At a distance of 5 cm from the charge, the electric field strength is 2 * 10 ^ (5) V / m.

At a distance of 5 cm from the charge, the electric field strength is 2 * 10 ^ (5) V / m. find the magnitude of the charge creating this field.

r = 5 cm = 0.05 m.

E = 2 * 10 ^ 5 V / m.

k = 9 * 10 ^ 9 N * m2 / Cl2.

q -?

The strength of the electric field E is called the vector force characteristic of a given point of the field, which is determined by the ratio of the strength of the electrostatic field at a given point F to the value of the charge q1, which is placed in it: E = F / q.

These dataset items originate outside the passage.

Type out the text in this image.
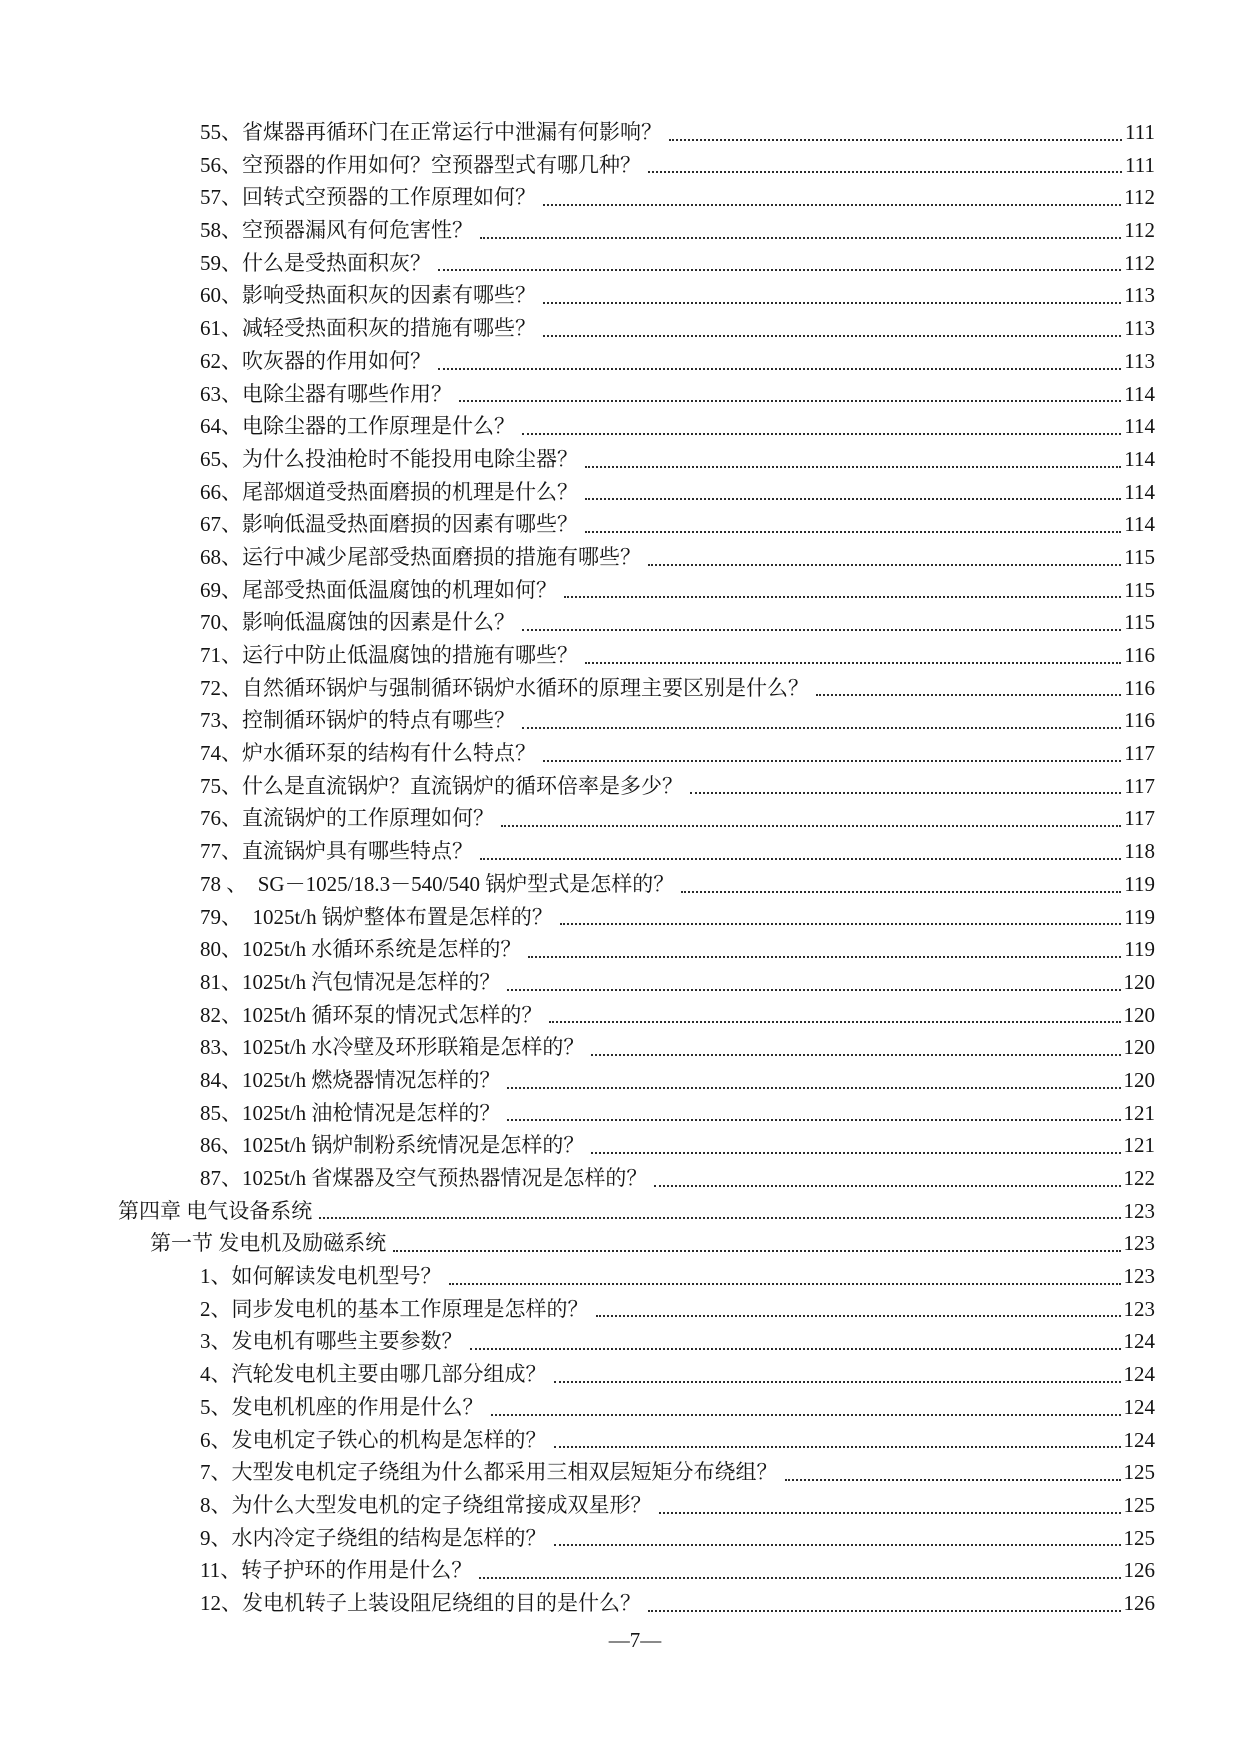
55、省煤器再循环门在正常运行中泄漏有何影响？	111
56、空预器的作用如何？空预器型式有哪几种？	111
57、回转式空预器的工作原理如何？	112
58、空预器漏风有何危害性？	112
59、什么是受热面积灰？	112
60、影响受热面积灰的因素有哪些？	113
61、减轻受热面积灰的措施有哪些？	113
62、吹灰器的作用如何？	113
63、电除尘器有哪些作用？	114
64、电除尘器的工作原理是什么？	114
65、为什么投油枪时不能投用电除尘器？	114
66、尾部烟道受热面磨损的机理是什么？	114
67、影响低温受热面磨损的因素有哪些？	114
68、运行中减少尾部受热面磨损的措施有哪些？	115
69、尾部受热面低温腐蚀的机理如何？	115
70、影响低温腐蚀的因素是什么？	115
71、运行中防止低温腐蚀的措施有哪些？	116
72、自然循环锅炉与强制循环锅炉水循环的原理主要区别是什么？	116
73、控制循环锅炉的特点有哪些？	116
74、炉水循环泵的结构有什么特点？	117
75、什么是直流锅炉？直流锅炉的循环倍率是多少？	117
76、直流锅炉的工作原理如何？	117
77、直流锅炉具有哪些特点？	118
78 、　SG－1025/18.3－540/540 锅炉型式是怎样的？	119
79、　1025t/h 锅炉整体布置是怎样的？	119
80、1025t/h 水循环系统是怎样的？	119
81、1025t/h 汽包情况是怎样的？	120
82、1025t/h 循环泵的情况式怎样的？	120
83、1025t/h 水冷壁及环形联箱是怎样的？	120
84、1025t/h 燃烧器情况怎样的？	120
85、1025t/h 油枪情况是怎样的？	121
86、1025t/h 锅炉制粉系统情况是怎样的？	121
87、1025t/h 省煤器及空气预热器情况是怎样的？	122
第四章 电气设备系统	123
第一节 发电机及励磁系统	123
1、如何解读发电机型号？	123
2、同步发电机的基本工作原理是怎样的？	123
3、发电机有哪些主要参数？	124
4、汽轮发电机主要由哪几部分组成？	124
5、发电机机座的作用是什么？	124
6、发电机定子铁心的机构是怎样的？	124
7、大型发电机定子绕组为什么都采用三相双层短矩分布绕组？	125
8、为什么大型发电机的定子绕组常接成双星形？	125
9、水内冷定子绕组的结构是怎样的？	125
11、转子护环的作用是什么？	126
12、发电机转子上装设阻尼绕组的目的是什么？	126
—7—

We express the strength of the electrostatic field F by the Coulomb law: F = k * q1 * q / r ^ 2, k is the electric constant, r is the distance between the charges.

E = k * q1 * q / q1 * r ^ 2 = k * q / r ^ 2.

q = E * r ^ 2 / k.

q = 2 * 10 ^ 5 V / m * (0.05 m) 2/9 * 10 ^ 9 N * m2 / Cl2 = 5.5 * 10 ^ -8 Cl.

Answer: the electric field creates a charge of q = 5.5 * 10 ^ -8 C.